09.11.2022 | aktual.: 09.11.2022 22:07
Dogadania się z Komisją Europejską w sprawie funduszy unijnych dla Polski i odblokowania Krajowego Planu Odbudowy chce premier Mateusz Morawiecki i jego otoczenie.
Jak wynika z naszych informacji, rośnie również grono polityków z władz PiS, którzy - mimo niechęci - widzą konieczność zawarcia kompromisu z Brukselą, nawet kosztem cofnięcia się w niektórych sprawach, dotyczących przede wszystkim sądownictwa.
Kilka tygodni temu szef rządu mówił na ten temat tak: "Reformujemy już ten wymiar sprawiedliwości siódmy rok. Ja bym nie chciał umierać za wymiar sprawiedliwości. Naprawdę. Nie opłaca się. Opłaca się utrzymać przede wszystkim suwerenność Polski, to jest dziś najważniejsze. KPO i całe środki unijne, które są zależne także od tego programu, służą wzmocnieniu naszej suwerenności".

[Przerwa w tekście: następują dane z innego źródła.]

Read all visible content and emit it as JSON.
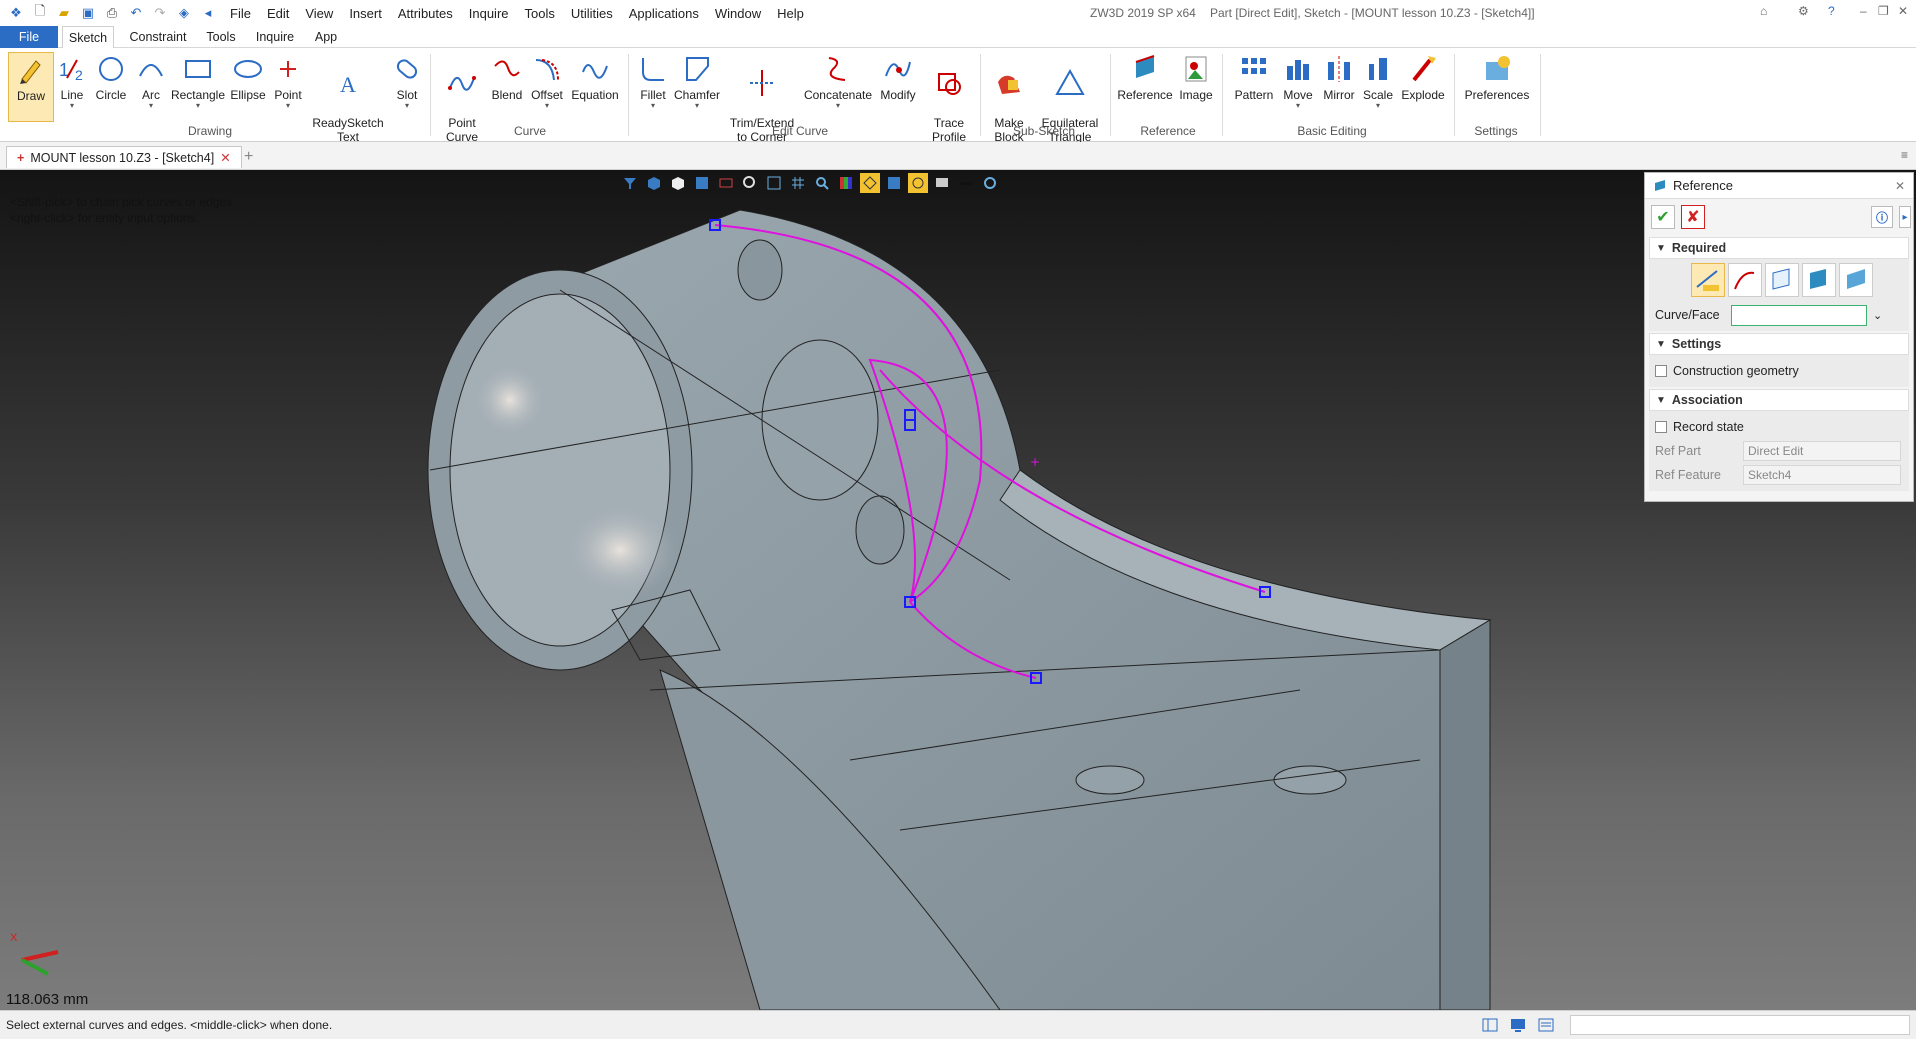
{
  "titlebar": {
    "menus": [
      "File",
      "Edit",
      "View",
      "Insert",
      "Attributes",
      "Inquire",
      "Tools",
      "Utilities",
      "Applications",
      "Window",
      "Help"
    ],
    "app_title": "ZW3D 2019 SP x64",
    "doc_title": "Part [Direct Edit],  Sketch - [MOUNT lesson 10.Z3 - [Sketch4]]"
  },
  "ribbon_tabs": [
    "File",
    "Sketch",
    "Constraint",
    "Tools",
    "Inquire",
    "App"
  ],
  "ribbon": {
    "drawing": {
      "label": "Drawing",
      "buttons": [
        "Draw",
        "Line",
        "Circle",
        "Arc",
        "Rectangle",
        "Ellipse",
        "Point",
        "ReadySketch\nText",
        "Slot"
      ]
    },
    "curve": {
      "label": "Curve",
      "buttons": [
        "Point\nCurve",
        "Blend",
        "Offset",
        "Equation"
      ]
    },
    "edit_curve": {
      "label": "Edit Curve",
      "buttons": [
        "Fillet",
        "Chamfer",
        "Trim/Extend\nto Corner",
        "Concatenate",
        "Modify",
        "Trace\nProfile"
      ]
    },
    "sub_sketch": {
      "label": "Sub-Sketch",
      "buttons": [
        "Make\nBlock",
        "Equilateral\nTriangle"
      ]
    },
    "reference": {
      "label": "Reference",
      "buttons": [
        "Reference",
        "Image"
      ]
    },
    "basic_editing": {
      "label": "Basic Editing",
      "buttons": [
        "Pattern",
        "Move",
        "Mirror",
        "Scale",
        "Explode"
      ]
    },
    "settings": {
      "label": "Settings",
      "buttons": [
        "Preferences"
      ]
    }
  },
  "doc_tab": {
    "label": "MOUNT lesson 10.Z3 - [Sketch4]"
  },
  "viewport": {
    "hint_line1": "<Shift-pick> to chain pick curves or edges.",
    "hint_line2": "<right-click> for entity input options.",
    "measurement": "118.063 mm",
    "triad_x": "X",
    "colors": {
      "sketch_curve": "#e010e0",
      "handle": "#1a1aff",
      "model": "#8e9aa2"
    }
  },
  "ref_panel": {
    "title": "Reference",
    "required_label": "Required",
    "curve_face_label": "Curve/Face",
    "curve_face_value": "",
    "settings_label": "Settings",
    "construction_label": "Construction geometry",
    "association_label": "Association",
    "record_state_label": "Record state",
    "ref_part_label": "Ref Part",
    "ref_part_value": "Direct Edit",
    "ref_feature_label": "Ref Feature",
    "ref_feature_value": "Sketch4"
  },
  "status": {
    "message": "Select external curves and edges.  <middle-click> when done."
  }
}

Politycy PiS bliscy premierowi snują różne scenariusze. Za plecami "ziobrystów", którzy mówią nam, że nic nie wiedzą o rozmowach rządu z Komisją Europejską. - Żadne ustalenia nie są z nami uzgadniane - słyszymy z kręgów Solidarnej Polski.
A plany mogą być dość odważne. - Może trzeba będzie wycofać się z planów spłaszczenia struktury sądów. Może trzeba będzie przemyśleć na powrót kwestię testu bezstronności sędziów albo uchwalić nowe przepisy dotyczące systemu dyscyplinarnego. Nie wiemy, czego dokładnie oczekuje Bruksela, więc chcemy się tego dowiedzieć w bezpośrednich i szczerych rozmowach. Na spokojnie - mówi nam jeden z polityków z rządu PiS.

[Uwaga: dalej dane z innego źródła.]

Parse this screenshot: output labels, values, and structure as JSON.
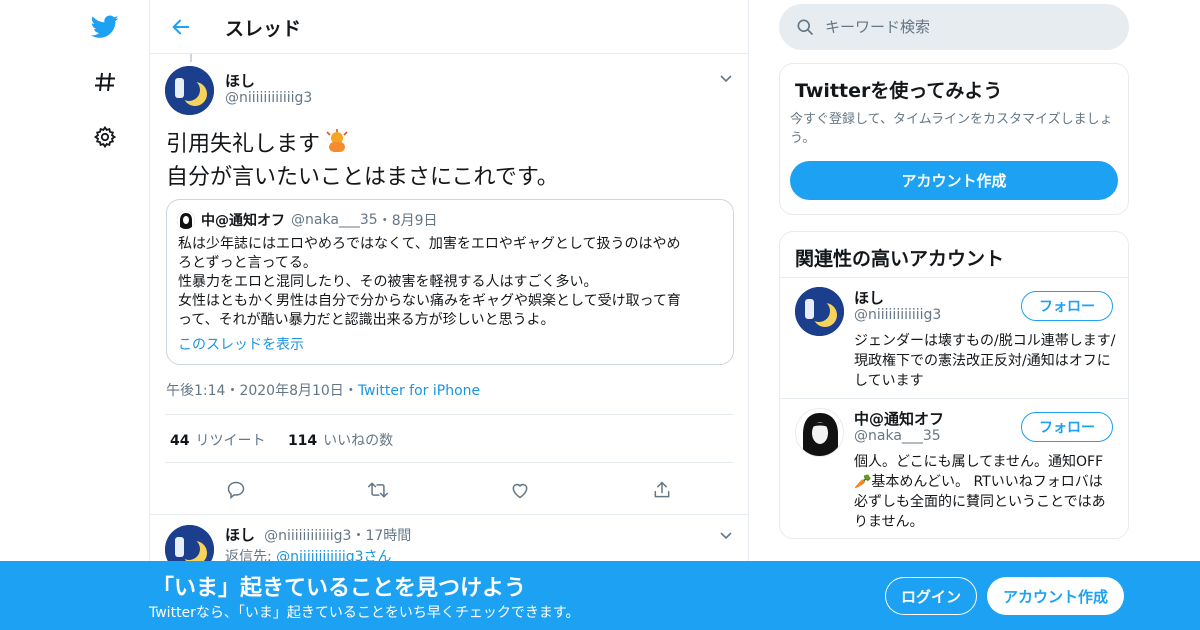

Inny dodaje: - Musimy odbudować wzajemne zaufanie. A rozmowy prowadzić dyskretnie.
Analitycy podkreślają, że aby odblokować pieniądze z UE, najprościej byłoby wykonać środek tymczasowy TSUE, który zakłada zawieszenie tzw. ustawy kagańcowej. Na to się jednak nie zanosi, choć wciąż nie jest jasne, na jakie ugody może przystać polski rząd. I nie wiadomo, czy PiS nowe prawo byłoby gotowe uchwalać wespół z opozycją.
- Musimy szukać rozwiązań, być gotowi do ustępstw jak Orban. Jeśli Węgry dogadają się z Brukselą, a my zostaniemy sami bez pieniędzy, to nawet nasi wyborcy mogą tego nie zaakceptować - mówi jeden z polityków.
O tym, że liderzy PiS mają stawiać na większą "elastyczność" w rozmowach z KE, pisaliśmy w Wirtualnej Polsce kilka dni temu. Ta zmiana postawy wiąże się z tym, że dla Polski - pod względem finansowym - nadchodzą bardzo ciężkie czasy.
O tym właśnie, jak pisała jako pierwsza Wirtualna Polska, rozmawiali we wtorek 8 listopada członkowie Prezydium Komitetu Politycznego PiS - z premierem Morawieckim i prezesem Jarosławem Kaczyńskim na czele. Według nieoficjalnych informacji na wtorkowej naradzie zapadła decyzja, by znaleźć kompromis z Brukselą ws. funduszy unijnych i Krajowego Planu Odbudowy.
- Jeśli nie załatwimy tego w ciągu kwartału, to już do wyborów nie osiągniemy w tym zakresie nic - mówi nam ważny przedstawiciel rządu.
Prezydent chwiejny, ale twardy
Ogromne dotacje i tanie pożyczki w ramach KPO - chodzi o 35 mld euro - przywróciłyby dobry klimat wokół Polski dla zagranicznych inwestorów i byłyby nieocenionym zastrzykiem finansowym w niebywale trudnym dla PiS roku wyborczym. Partia rządząca zdaje sobie z tego sprawę, choć od wielu miesięcy nie mogła dojść do porozumienia z Komisją Europejską w tej sprawie.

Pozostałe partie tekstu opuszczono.